Ora, este tipo de observação – juntamente com muitas outras semelhantes – nos faz perceber que a clínica institucional tem uma riqueza de recursos terapêuticos que oferece condições para certos processos analíticos que, talvez, não seriam possíveis no contexto da clínica privada da mesma maneira. Um bom exemplo deste tipo de situação é apontado por Jeammet4, para quem certas “patologias do vínculo” ganham na instituição um locus privilegiados de trabalho. Assim, alguns pacientes que não suportam, a princípio, o investimento objetal implícito no enquadre analítico, não toleram, na verdade, tomar contato com sua “apetência objetal” (ou voracidade), o que só se torna possível de modo indireto, na psicoterapia grupal ou em um contrato mediado pela instituição.

Bem, nada disto deve nos fazer esquecer que tanto a questão da abstinência quanto a do manejo do setting só podem ser pensadas em cada situação singular, seja na instituição, seja no consultório. Se ressaltei aqui algumas peculiaridades do trabalho na instituição, estas características não nos autorizam a abrir mão do princípio da singularidade do caso; elas nos permitem, sim, uma ampliação e recolocação das questões e desafios colocados à clínica psicanalítica. Afinal, no contexto da “psicanálise de consultório” estamos sujeitos aos mesmos desafios quanto à abstinência e ao setting, e em paralelo ao caráter grupalista da clínica institucional, poderíamos ainda nos indagar: será que o profissional dito “autônomo” não necessita também construir uma espécie de “equipe mínima”, ainda que simbólica?
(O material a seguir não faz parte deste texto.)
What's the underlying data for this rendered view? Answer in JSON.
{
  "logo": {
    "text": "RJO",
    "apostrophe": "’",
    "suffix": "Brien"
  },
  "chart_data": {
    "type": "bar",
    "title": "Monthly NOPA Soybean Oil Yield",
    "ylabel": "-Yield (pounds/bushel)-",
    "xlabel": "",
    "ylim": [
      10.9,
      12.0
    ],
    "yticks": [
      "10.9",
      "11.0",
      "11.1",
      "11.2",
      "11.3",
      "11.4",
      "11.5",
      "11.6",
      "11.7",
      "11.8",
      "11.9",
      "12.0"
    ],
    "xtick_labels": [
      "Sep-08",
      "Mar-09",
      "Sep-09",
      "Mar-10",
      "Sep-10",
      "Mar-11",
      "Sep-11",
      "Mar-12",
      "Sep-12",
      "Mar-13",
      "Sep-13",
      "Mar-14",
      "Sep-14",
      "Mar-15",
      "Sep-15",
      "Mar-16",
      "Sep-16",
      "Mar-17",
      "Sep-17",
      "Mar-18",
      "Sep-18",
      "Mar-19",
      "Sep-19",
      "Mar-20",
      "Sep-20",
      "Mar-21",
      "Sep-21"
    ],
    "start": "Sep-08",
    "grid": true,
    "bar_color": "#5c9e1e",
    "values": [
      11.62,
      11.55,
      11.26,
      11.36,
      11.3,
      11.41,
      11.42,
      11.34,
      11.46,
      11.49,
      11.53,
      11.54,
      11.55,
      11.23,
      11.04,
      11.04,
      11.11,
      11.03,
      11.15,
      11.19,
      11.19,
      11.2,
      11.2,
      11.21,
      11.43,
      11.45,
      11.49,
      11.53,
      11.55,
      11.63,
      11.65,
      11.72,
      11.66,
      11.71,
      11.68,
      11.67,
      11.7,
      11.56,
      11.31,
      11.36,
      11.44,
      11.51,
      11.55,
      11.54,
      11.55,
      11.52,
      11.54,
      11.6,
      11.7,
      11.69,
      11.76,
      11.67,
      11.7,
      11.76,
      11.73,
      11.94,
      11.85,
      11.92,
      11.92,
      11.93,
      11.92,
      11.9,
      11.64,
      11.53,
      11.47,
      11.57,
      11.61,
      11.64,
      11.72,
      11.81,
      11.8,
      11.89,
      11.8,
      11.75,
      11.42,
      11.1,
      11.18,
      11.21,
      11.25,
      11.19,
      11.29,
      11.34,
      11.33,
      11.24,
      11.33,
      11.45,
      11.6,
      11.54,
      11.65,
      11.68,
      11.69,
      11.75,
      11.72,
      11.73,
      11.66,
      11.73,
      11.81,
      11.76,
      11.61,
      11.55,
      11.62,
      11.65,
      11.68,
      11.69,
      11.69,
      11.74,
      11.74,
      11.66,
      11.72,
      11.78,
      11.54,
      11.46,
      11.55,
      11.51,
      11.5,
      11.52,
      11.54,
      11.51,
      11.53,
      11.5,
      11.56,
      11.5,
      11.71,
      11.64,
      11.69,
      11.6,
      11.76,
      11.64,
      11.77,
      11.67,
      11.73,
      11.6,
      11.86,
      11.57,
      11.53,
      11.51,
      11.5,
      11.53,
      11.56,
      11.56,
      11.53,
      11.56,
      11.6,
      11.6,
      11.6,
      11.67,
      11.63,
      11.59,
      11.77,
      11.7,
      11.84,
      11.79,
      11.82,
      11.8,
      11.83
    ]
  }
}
Creio que parte das preocupações aqui esboçadas estão bem sintetizadas pelas seguintes palavras de Silvia Alonso5, ao descrever a função do psicanalista: “ter claro o que fazemos quando fazemos análise; ver claramente a especificidade do analítico; ter a regra fundamental de análise como referência; é justamente isso que nos concede uma liberdade maior para pensar as estratégias de condução de um trabalho analítico em cada situação particular, e para exercitar a ‘elasticidade da técnica’ com a tranqüilidade necessária à inerente criatividade do ser analista”.

 

Notas

1. Ferrari, H.; Luchina, N. & Luchina, I. L. La Interconsulta médico-psicólogica en el marco hospitalario, Buenos Aires, Nueva Visión, 1977.
2. Cf. E. C. Dias; M. E. P. Labaki; C. Daspett & K. Q. Farias, “Avaliação das vicissitudes do atendimento de pacientes HIV+ em psicoterapia de grupo”, Insight, Ano VI, n. 63, São Paulo, junho de 1996.
3. Este caso clínico foi por mim apresentado e discutido com mais detalhes em “A fobia alimentar: angústia, feminilidade e oralidade”, in: R. Volich, F. C. Ferraz e W. Ranña (orgs.), Psicossoma III, São Paulo, Casa do Psicólogo, 2003.
4. P. Jeammet, “Abordagem psicanalítica dos transtornos das condutas alimentares”, in: R. Urribarri (org.), Anorexia e bulimia, São Paulo, Escuta, 1999.
5. S. Alonso, “Psicanálise/psicoterapia: as ondulações do campo da prática psicanalítica”, Psychê, n. 5, 2000, p. 22.